It’s a daily struggle.
A struggle I’ve dealt with before – a struggle that feels more real now than ever.
I often find myself longing for the familiar faces at home. For the comfort of people who really know me. For the ease of long-time friendships.
Evenings bring the end of a work day and the chirping of crickets – they bring rest, recovery, and moments alone. So often, they are more than needed. So often, they bring with them the cravings of true friendship here.
I know without a doubt that I am where I need to be. Where the Lord has placed me. Where I love.
These seasons have come and gone in the past. The Lord has taught me more in these moments than ever before. These moments create a hole in my heart that only the Creator can fill.
They bring me closer to him. They challenge me. They strengthen my faith. They pull me closer to the One who created me – who breathed life into me.

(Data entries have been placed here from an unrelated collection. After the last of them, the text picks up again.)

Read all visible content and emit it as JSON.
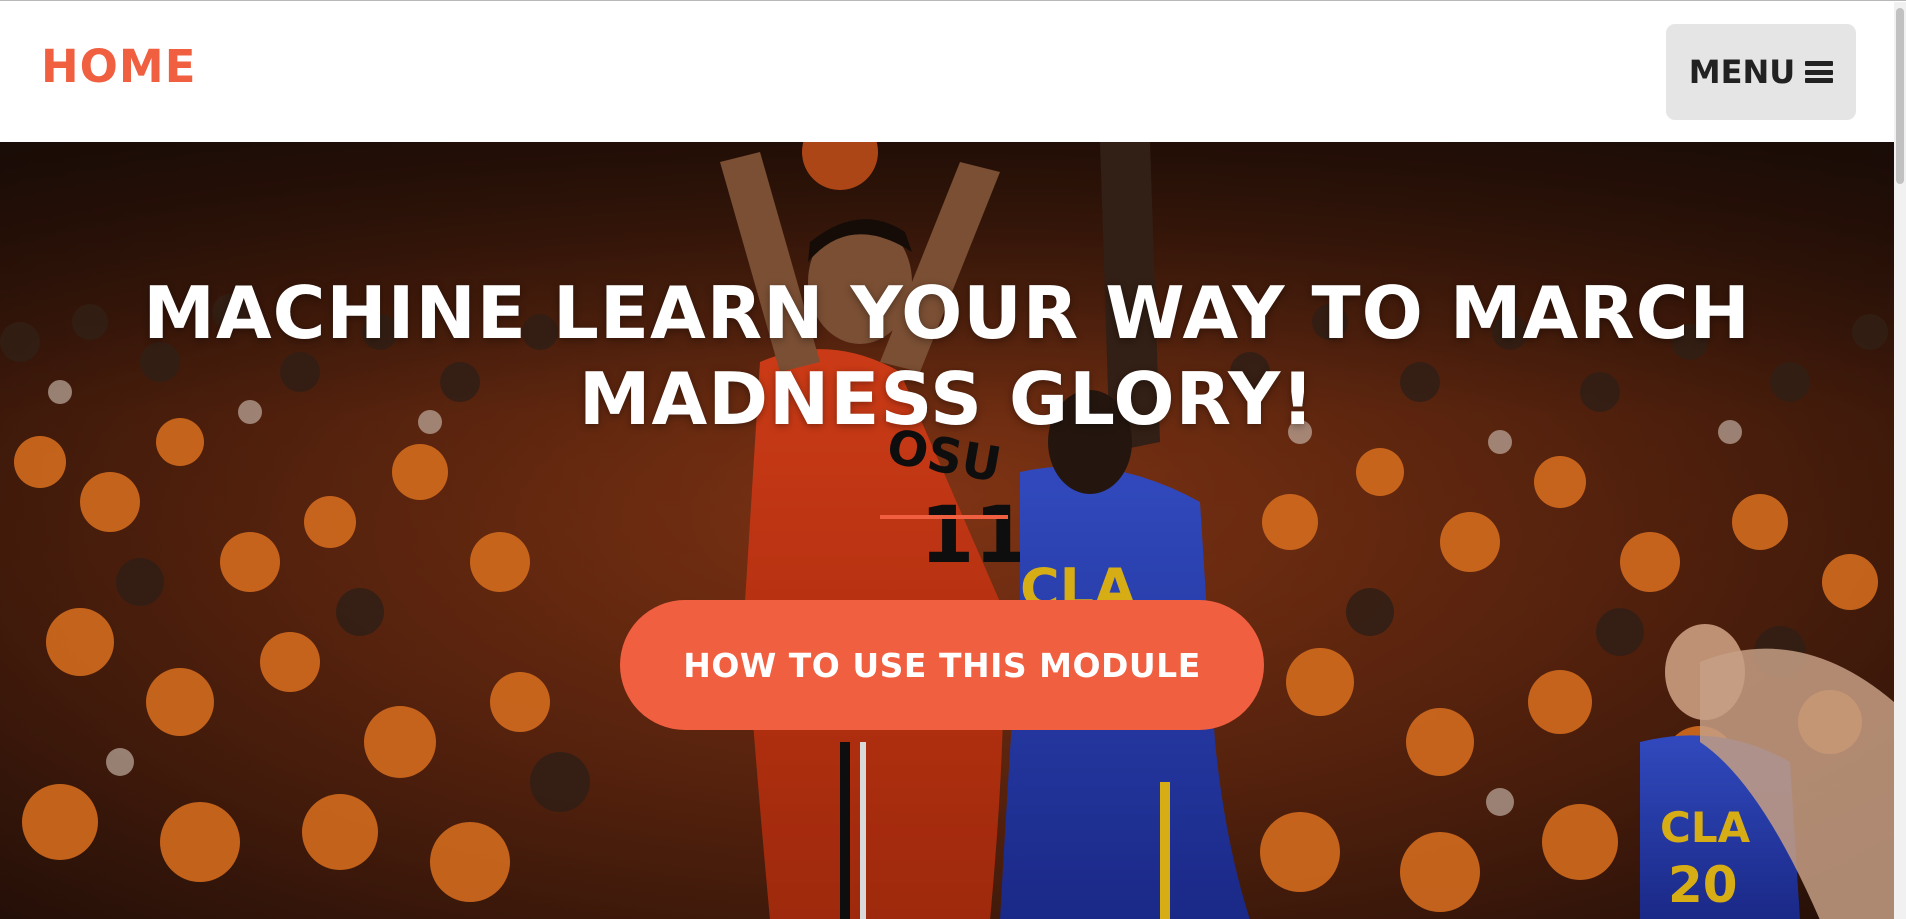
{
  "navbar": {
    "brand": "HOME",
    "menu_label": "MENU",
    "menu_icon": "bars-icon"
  },
  "hero": {
    "title_line1": "MACHINE LEARN YOUR WAY TO MARCH",
    "title_line2": "MADNESS GLORY!",
    "cta_label": "HOW TO USE THIS MODULE",
    "background": "basketball-game-photo",
    "player_jersey_number_1": "11",
    "player_jersey_number_2": "20",
    "jersey_text_1": "OSU",
    "jersey_text_2": "UCLA"
  },
  "colors": {
    "accent": "#f05f40",
    "menu_bg": "#e5e5e5",
    "text_dark": "#222222",
    "white": "#ffffff"
  }
}
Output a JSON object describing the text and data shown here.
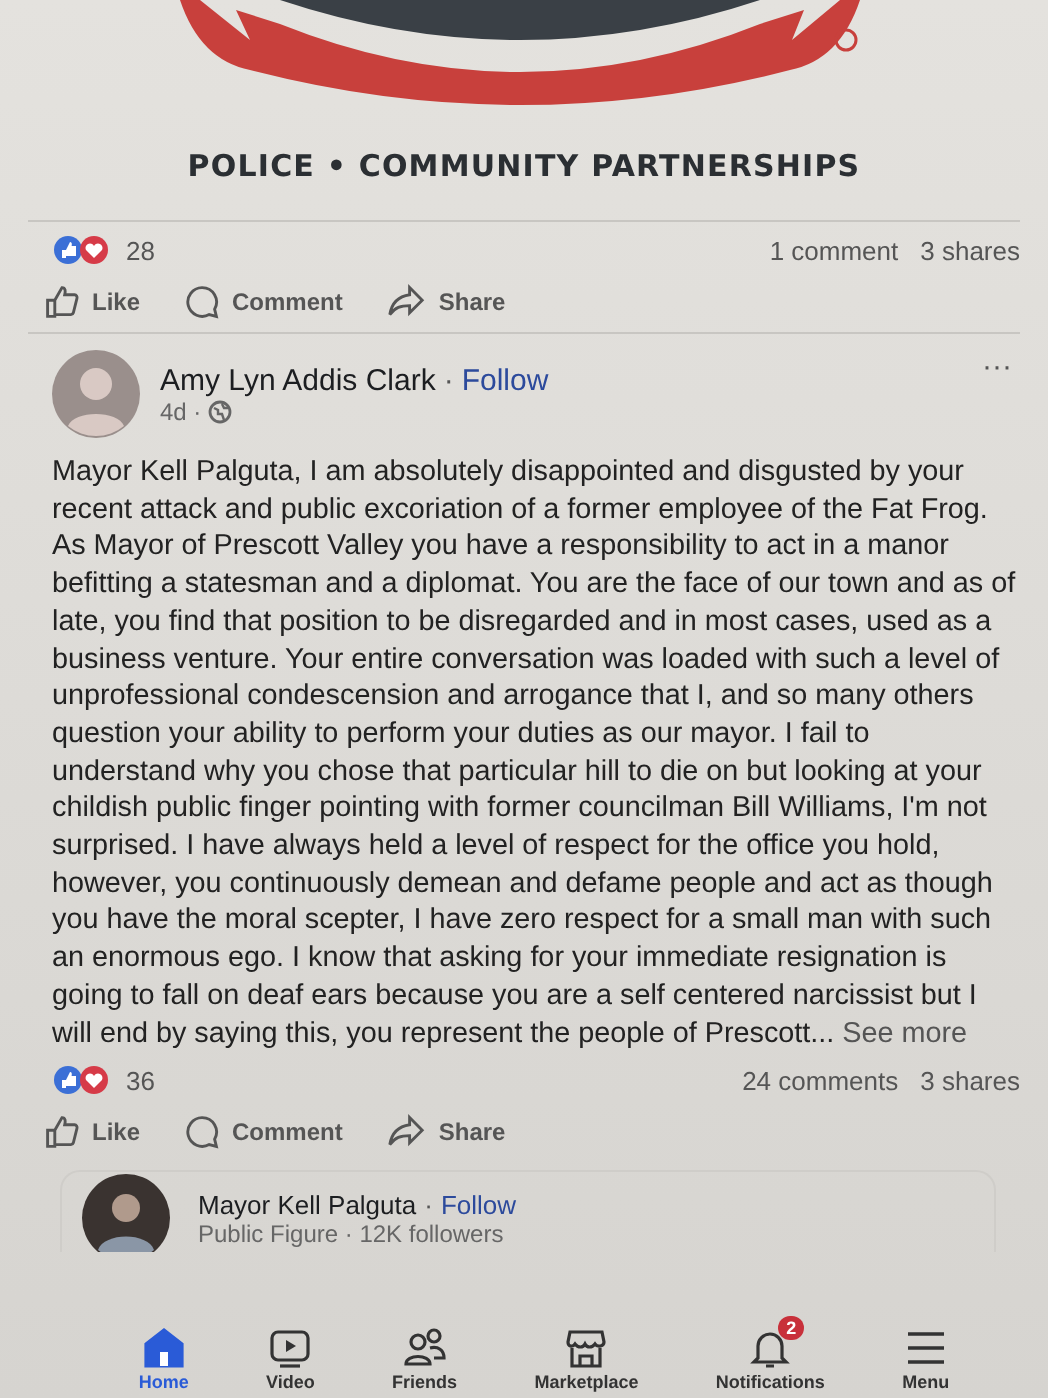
{
  "shared_post": {
    "tagline": "POLICE • COMMUNITY PARTNERSHIPS",
    "reaction_count": "28",
    "comments": "1 comment",
    "shares": "3 shares",
    "actions": [
      "Like",
      "Comment",
      "Share"
    ]
  },
  "post": {
    "author": "Amy Lyn Addis Clark",
    "separator": "·",
    "follow": "Follow",
    "time": "4d ·",
    "menu": "···",
    "body": "Mayor Kell Palguta, I am absolutely disappointed and disgusted by your recent attack and public excoriation of a former employee of the Fat Frog. As Mayor of Prescott Valley you have a responsibility to act in a manor befitting a statesman and a diplomat. You are the face of our town and as of late, you find that position to be disregarded and in most cases, used as a business venture. Your entire conversation was loaded with such a level of unprofessional condescension and arrogance that I, and so many others question your ability to perform your duties as our mayor. I fail to understand why you chose that particular hill to die on but looking at your childish public finger pointing with former councilman Bill Williams, I'm not surprised. I have always held a level of respect for the office you hold, however, you continuously demean and defame people and act as though you have the moral scepter, I have zero respect for a small man with such an enormous ego. I know that asking for your immediate resignation is going to fall on deaf ears because you are a self centered narcissist but I will end by saying this, you represent the people of Prescott...",
    "see_more": "See more",
    "reaction_count": "36",
    "comments": "24 comments",
    "shares": "3 shares",
    "actions": [
      "Like",
      "Comment",
      "Share"
    ]
  },
  "page_card": {
    "name": "Mayor Kell Palguta",
    "separator": "·",
    "follow": "Follow",
    "subtitle": "Public Figure · 12K followers"
  },
  "nav": [
    {
      "label": "Home",
      "selected": true
    },
    {
      "label": "Video",
      "selected": false
    },
    {
      "label": "Friends",
      "selected": false
    },
    {
      "label": "Marketplace",
      "selected": false
    },
    {
      "label": "Notifications",
      "selected": false,
      "badge": "2"
    },
    {
      "label": "Menu",
      "selected": false
    }
  ]
}
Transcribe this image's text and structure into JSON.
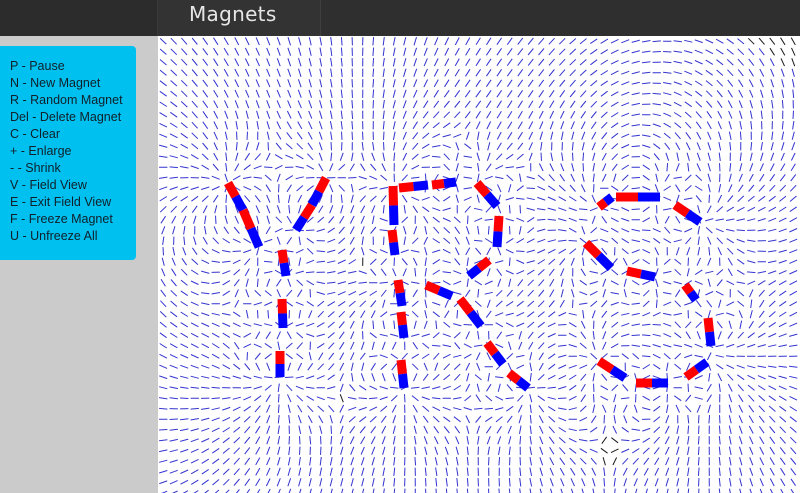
{
  "app": {
    "title": "Magnets"
  },
  "help": {
    "items": [
      "P - Pause",
      "N - New Magnet",
      "R - Random Magnet",
      "Del - Delete Magnet",
      "C - Clear",
      "+ - Enlarge",
      "- - Shrink",
      "V - Field View",
      "E - Exit Field View",
      "F - Freeze Magnet",
      "U - Unfreeze All"
    ]
  },
  "colors": {
    "topbar": "#2e2e2e",
    "help_panel": "#00c0f0",
    "magnet_north": "#ff0000",
    "magnet_south": "#0000ff",
    "field_line_strong": "#1010c8",
    "field_line_weak": "#000000"
  },
  "field_view": true
}
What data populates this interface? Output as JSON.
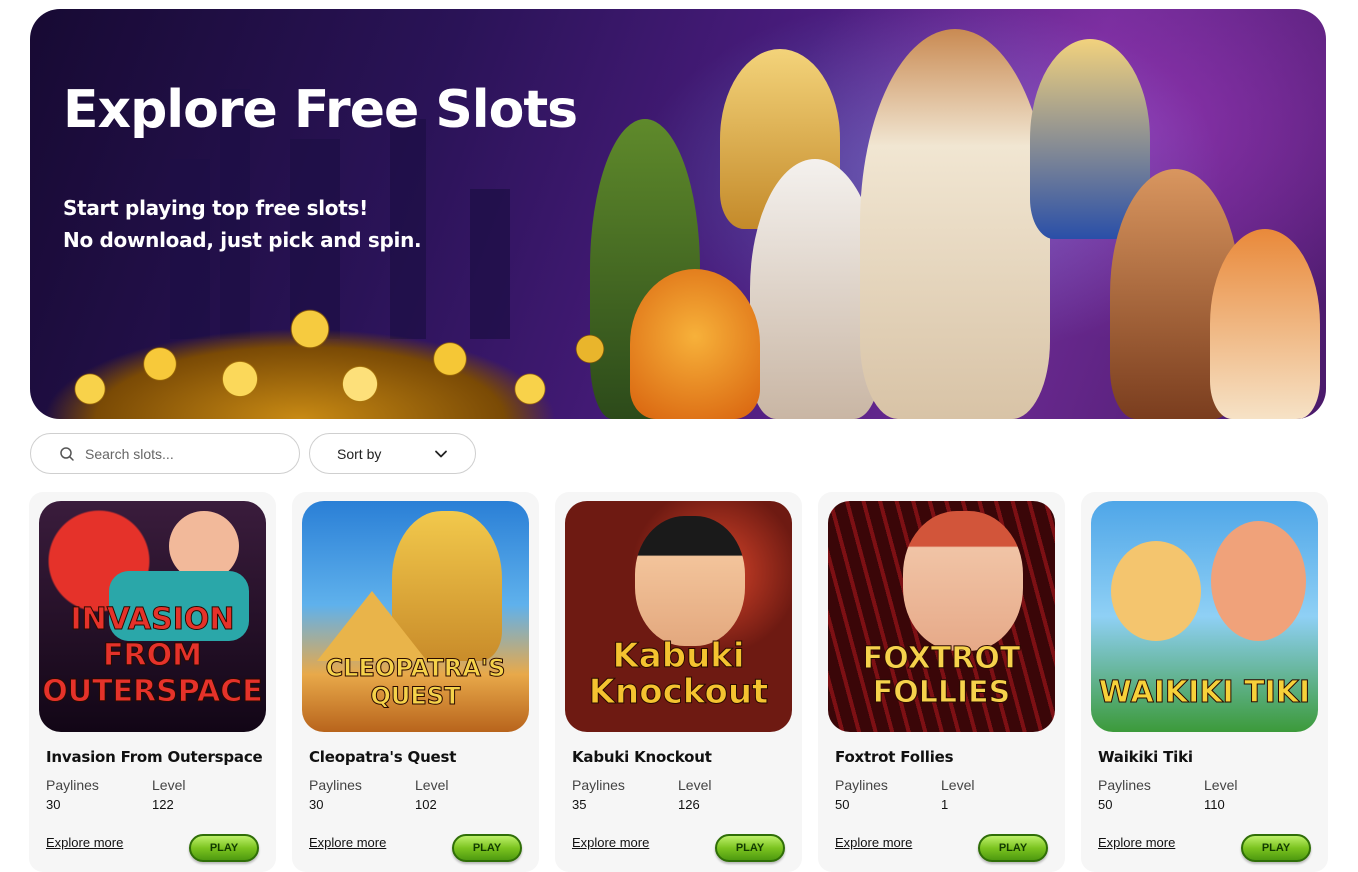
{
  "hero": {
    "title": "Explore Free Slots",
    "subtitle_line1": "Start playing top free slots!",
    "subtitle_line2": "No download, just pick and spin."
  },
  "search": {
    "placeholder": "Search slots..."
  },
  "sort": {
    "label": "Sort by"
  },
  "labels": {
    "paylines": "Paylines",
    "level": "Level",
    "explore": "Explore more",
    "play": "PLAY"
  },
  "games": [
    {
      "title": "Invasion From Outerspace",
      "logo": "INVASION FROM OUTERSPACE",
      "paylines": "30",
      "level": "122"
    },
    {
      "title": "Cleopatra's Quest",
      "logo": "CLEOPATRA'S QUEST",
      "paylines": "30",
      "level": "102"
    },
    {
      "title": "Kabuki Knockout",
      "logo": "Kabuki Knockout",
      "paylines": "35",
      "level": "126"
    },
    {
      "title": "Foxtrot Follies",
      "logo": "FOXTROT FOLLIES",
      "paylines": "50",
      "level": "1"
    },
    {
      "title": "Waikiki Tiki",
      "logo": "WAIKIKI TIKI",
      "paylines": "50",
      "level": "110"
    }
  ],
  "colors": {
    "play_button": "#7cc420",
    "hero_bg": "#4a1c7e",
    "card_bg": "#f6f6f6"
  }
}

But still, the emptiness of these moments consume me. They force me to doubt my place. To question. To long for a place that I’m not.
In the moments where I feel like I have no one, I’m left with my thoughts.
I have a choice. I can sit in my loneliness and dream of the places I’d rather be – or I can use these moments to press further into Him.
I have a choice. I can waste away in my own pity – or I can choose contentment, choose JOY, choose HIM.
I so often make the wrong choice. It’s a constant struggle. It’s a constant battle. It’s a journey.
This past week gave me a glimpse of all that I miss. While these people were not old friends, they very quickly became new friends. They encouraged me. They made me laugh. They cried with me. They gave my lonely spirit HOPE. I cannot even describe how thankful I am for all that they left me with – emotionally…and the Oreos, too. They spoke truth into my life that I had hardly admitted to myself. They allowed me to be myself from the moment we met. They allowed me to open up with the comfort of a safe place. I cannot speak enough good about the #blogHOPE team. You left a mark here that I can so visibly see – on me, on the other staff, and so many of the beautiful Ugandan souls you came in contact with.
You were a light. You are a light. You are still shining here.
The loneliness can be consuming. It can pull me off course. It can direct me back to Him.
I fight it with everything in me – I embrace it as best as I know how.
It’s a battle – I pray that He wins.